By Subtraction

The wind shakes the chimes
into the siding, and the dog shakes too
though he doesn’t wake you
as I carry you to the bedroom. Small mouth
sipping breath, you are fish-strange,
bejeweled in the dimness of the microwave’s
nightlight. As I turn my back to the bulb
I make your form in my arms a dark weight
but you are no anchor. Together
we are sloops trailing a tiny wake in the carpet.

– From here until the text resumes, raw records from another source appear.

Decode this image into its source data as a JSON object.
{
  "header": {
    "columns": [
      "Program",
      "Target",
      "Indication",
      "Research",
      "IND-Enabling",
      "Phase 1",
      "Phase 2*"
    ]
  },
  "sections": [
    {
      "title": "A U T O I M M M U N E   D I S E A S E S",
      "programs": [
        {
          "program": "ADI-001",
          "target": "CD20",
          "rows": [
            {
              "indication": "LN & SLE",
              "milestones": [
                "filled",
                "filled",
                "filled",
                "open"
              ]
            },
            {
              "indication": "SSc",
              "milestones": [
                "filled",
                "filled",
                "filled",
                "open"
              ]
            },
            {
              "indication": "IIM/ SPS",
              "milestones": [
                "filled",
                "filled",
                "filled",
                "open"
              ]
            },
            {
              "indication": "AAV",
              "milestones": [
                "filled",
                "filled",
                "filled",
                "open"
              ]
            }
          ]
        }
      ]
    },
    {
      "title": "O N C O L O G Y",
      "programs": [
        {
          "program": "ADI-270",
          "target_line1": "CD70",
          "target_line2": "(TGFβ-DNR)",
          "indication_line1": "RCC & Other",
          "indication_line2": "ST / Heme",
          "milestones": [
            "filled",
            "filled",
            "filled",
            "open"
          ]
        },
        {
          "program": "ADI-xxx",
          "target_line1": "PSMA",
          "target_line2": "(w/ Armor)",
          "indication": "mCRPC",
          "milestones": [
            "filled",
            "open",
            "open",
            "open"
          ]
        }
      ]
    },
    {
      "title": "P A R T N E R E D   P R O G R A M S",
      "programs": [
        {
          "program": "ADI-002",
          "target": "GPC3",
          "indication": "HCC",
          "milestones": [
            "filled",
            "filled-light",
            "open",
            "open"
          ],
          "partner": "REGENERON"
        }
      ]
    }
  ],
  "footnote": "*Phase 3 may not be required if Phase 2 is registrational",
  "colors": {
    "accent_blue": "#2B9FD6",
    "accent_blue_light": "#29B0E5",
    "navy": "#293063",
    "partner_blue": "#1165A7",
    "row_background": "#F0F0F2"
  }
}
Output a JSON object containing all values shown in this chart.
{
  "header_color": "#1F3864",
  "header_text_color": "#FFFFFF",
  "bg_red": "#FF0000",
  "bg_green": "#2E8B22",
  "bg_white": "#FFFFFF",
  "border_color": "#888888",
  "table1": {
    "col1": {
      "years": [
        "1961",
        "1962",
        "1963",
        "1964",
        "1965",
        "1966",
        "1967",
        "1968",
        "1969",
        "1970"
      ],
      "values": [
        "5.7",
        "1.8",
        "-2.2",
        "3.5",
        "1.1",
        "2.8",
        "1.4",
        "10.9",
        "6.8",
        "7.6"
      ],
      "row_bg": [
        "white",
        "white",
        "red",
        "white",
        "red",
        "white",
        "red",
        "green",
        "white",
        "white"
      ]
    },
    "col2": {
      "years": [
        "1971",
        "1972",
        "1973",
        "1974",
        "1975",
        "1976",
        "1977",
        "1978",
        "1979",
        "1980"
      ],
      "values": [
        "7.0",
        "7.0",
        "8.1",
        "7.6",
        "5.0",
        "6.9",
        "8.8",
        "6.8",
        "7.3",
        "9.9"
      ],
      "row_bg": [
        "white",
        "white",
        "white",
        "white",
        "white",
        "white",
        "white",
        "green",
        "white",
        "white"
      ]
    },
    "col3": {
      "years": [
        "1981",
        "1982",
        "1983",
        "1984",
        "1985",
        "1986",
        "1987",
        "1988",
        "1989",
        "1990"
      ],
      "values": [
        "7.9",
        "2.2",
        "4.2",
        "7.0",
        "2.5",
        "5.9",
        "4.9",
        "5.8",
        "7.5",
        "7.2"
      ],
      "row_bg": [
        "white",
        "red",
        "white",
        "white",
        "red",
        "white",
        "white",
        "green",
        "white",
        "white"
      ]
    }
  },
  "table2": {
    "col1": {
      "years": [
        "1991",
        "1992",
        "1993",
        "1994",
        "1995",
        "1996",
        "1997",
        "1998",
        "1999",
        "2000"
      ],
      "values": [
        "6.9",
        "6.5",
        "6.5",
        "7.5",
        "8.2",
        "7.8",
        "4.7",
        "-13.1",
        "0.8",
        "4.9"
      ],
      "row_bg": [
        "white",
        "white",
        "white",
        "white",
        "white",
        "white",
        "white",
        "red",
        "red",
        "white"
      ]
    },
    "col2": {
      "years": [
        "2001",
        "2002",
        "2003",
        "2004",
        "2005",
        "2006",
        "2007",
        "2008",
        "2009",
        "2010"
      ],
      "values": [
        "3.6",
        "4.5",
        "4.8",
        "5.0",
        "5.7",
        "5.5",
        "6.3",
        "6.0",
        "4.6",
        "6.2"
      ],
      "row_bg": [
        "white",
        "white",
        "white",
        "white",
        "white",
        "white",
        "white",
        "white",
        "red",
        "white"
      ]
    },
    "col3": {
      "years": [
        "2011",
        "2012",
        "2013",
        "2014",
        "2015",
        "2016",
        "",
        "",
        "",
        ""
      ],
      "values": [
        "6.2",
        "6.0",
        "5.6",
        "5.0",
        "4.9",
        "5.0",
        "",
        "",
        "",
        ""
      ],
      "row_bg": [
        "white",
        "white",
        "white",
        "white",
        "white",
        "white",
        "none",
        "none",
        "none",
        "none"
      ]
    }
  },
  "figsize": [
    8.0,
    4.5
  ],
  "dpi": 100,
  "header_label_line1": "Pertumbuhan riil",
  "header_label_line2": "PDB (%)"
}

In the dark it’s hard to navigate the furniture
so I count distance—five paces
from the tile to the sofa. From the sofa,
twelve to the hall. I’m subtracting
my steps to see what’s left. The things
that burden me, like our lame dog’s shattered nail,
blood on the carpet from his paces
to the food dish, our drafty house, all are outpaced.
There are no barriers, and I step over
the hound’s dozing form as a quick gust cuts
dead branches from the pine and the drifts
lock our cars in. But I’m still counting—
the none-stars in the winter sky,
each hazily wrapped and strobing. The far bell
over the deep waters of your sleep. Two steps to the corner
where there are no animals nor animal danger. Two
to the bed where behind us the shadow of the dog
could be distant hills, where the clouds disassemble,
where your breaths pull the warmth of the room in
and where my face, my eyes are the glint of ore
from a country far away and known only in a language,
light as the syllables of exhalation.